Stewart et al.22 found that the use of SILS, when compared to traditional multiport laparoscopic surgery, showed improved patient outcomes. Multiple studies have shown SILS surgery decreases post-operative pain and use of pain medication.22 Other proposed outcomes which were not studied include enhanced cosmetics and incisional morbidity. The use of robotics, by an experienced surgeon, has shown improved outcomes with reduced surgical time, reducing hospital stays and improving patient outcomes in general.30 A specific study and review of outcomes relating the use of SILS or RA-SILS for CSD repair has yet to be done.

Conclusion

Rising rates of Cesarean sections bring increased rates of complications, including infertility and pain.1 Fortunately, CSD can be repaired surgically with great success. With technological advances, MIGS has become the standard of care for many gynecologic surgeries, showing improved patient outcomes. There continues to be some debate over the efficacy of improved patient outcomes with robotic systems. However, these questions are often related to surgeon experience and surgical time.

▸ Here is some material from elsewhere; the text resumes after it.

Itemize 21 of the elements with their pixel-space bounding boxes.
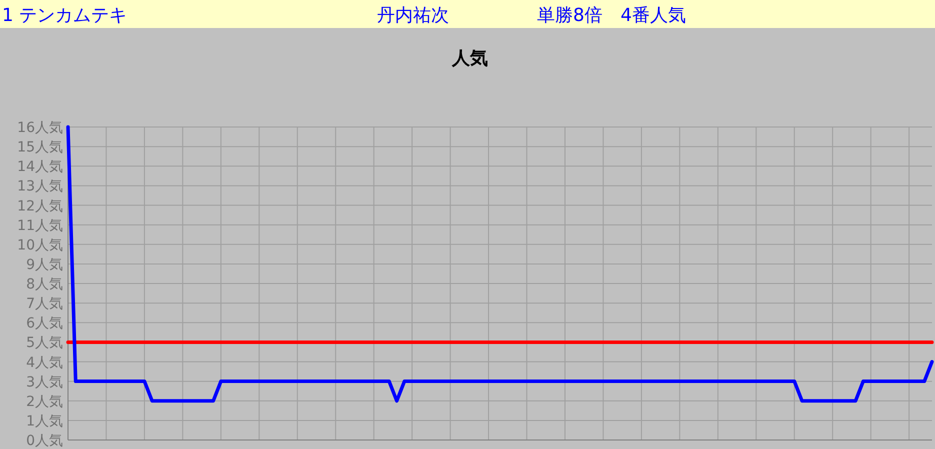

Now that robotics assisted surgeries are being introduced earlier in residency training, robotic surgical times will no doubt improve. Even though some question if robotics and single site surgical systems are beneficial, one cannot deny that improved laparoscopic dexterity and single small incisions should improve patient outcomes. We have presented two cases of CSD repair using RA-SILS assisted by hysteroscopy. More quantitative studies with specific measures are needed to fully understand the impact of MIGS and RA-SILS for CSD.

Acknowledgements

Dr. Xiaoming Guan is a speaker for Applied Medical, Rancho Santa Margarita, and California.

Conflicts of interest

Authors did not report any potential conflicts of interests.